Unfortunately, in addition to harmless personal superstitions, millions of individuals are also willing to accept the various fantasies often devised by political elites to justify their own efforts to secure or retain power. Political life is filled with both secular and religious dogmas that seem dubious, even nonsensical, when viewed from the outside but make perfect sense when understood as creeds espoused by some ruling group to justify its grip on power. Such belief systems could be said to possess political but not objective validity.
Political leaders know that many ordinary individuals can easily become enthralled by high-minded if vacuous ideals, religious ideas, communal or national loyalties, or, for that matter, racial and ethnic hatreds. Elites, often cynically, see in such ideas powerful tools for mobilizing and maintaining popular followings. Thus, even elites whose own piety or patriotic commitments, for example, are weak may find reason to publicly preach religion and nationalism. In the United States, in recent years, many Republicans have publicly courted the support of religious conservatives while privately calling them goofy or the nuts. So often in politics, principles serve as vehicles for interests.

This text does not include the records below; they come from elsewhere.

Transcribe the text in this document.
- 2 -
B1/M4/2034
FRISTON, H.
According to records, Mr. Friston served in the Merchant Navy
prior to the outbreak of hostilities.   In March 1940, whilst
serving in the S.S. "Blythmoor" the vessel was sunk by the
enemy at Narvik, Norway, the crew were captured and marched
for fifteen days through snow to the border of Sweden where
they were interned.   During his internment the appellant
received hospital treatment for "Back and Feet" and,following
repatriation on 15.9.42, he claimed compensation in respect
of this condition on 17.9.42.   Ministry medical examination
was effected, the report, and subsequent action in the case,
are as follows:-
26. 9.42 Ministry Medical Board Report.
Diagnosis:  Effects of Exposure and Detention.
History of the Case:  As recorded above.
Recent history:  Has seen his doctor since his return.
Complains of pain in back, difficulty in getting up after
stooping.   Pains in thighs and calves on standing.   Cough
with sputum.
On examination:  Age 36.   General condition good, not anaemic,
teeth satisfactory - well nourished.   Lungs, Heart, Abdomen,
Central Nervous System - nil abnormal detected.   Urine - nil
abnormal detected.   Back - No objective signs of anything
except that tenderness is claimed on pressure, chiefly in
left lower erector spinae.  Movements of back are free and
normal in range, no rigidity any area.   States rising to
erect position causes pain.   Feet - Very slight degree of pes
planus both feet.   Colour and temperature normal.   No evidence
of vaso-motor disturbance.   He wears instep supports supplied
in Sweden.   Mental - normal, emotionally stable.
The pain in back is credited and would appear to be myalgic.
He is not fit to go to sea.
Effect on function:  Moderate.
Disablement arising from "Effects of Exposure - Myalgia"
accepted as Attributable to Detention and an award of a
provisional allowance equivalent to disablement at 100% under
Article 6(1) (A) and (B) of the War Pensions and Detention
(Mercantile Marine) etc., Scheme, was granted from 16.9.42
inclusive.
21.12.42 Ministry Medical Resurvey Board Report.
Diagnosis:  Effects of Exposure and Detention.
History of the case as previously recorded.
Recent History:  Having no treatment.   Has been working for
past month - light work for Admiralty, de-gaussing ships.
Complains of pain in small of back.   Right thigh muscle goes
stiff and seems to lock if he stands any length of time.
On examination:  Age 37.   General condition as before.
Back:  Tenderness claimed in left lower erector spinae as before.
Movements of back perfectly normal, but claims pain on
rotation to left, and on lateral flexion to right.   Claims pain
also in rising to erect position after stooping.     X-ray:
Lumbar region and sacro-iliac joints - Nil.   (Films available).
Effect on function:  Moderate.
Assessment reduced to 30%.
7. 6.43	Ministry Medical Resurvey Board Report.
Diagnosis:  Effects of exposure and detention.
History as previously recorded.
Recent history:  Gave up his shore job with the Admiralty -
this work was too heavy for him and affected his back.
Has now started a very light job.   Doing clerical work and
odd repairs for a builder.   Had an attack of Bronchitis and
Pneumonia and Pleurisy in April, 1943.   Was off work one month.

Take, for example the Incan practice of ancestor worship. The Incas believed that their apparently dead rulers were actually immortal. The carefully preserved mummies of these rulers, moreover, retained property rights. Because of this belief a substantial fraction of the empire's lands and labor were devoted to the production of goods for the benefit of long-deceased and mummified rulers who were displayed on ceremonial occasions. For most, nevertheless, defending this belief system was both a political and moral imperative.
Despite their lack of objective validity, ideas that serve the interests of important elites and are promoted by them can acquire social momentum, diffuse through a society and become ensorcelled to the point that their instrumental origins are nearly forgotten. Thus, in eleventh-century Europe, the idea of a crusade to free the Holy Land arguably originated from political struggles within the Church and between the Church and secular rulers who had begun to challenge its authority. Over the next century, however, the Inquisition took on a life of its own, engulfing Spanish society in several waves of denunciations and investigations in what appeared to be a never-ending effort to define, identify, and root out religious heresy.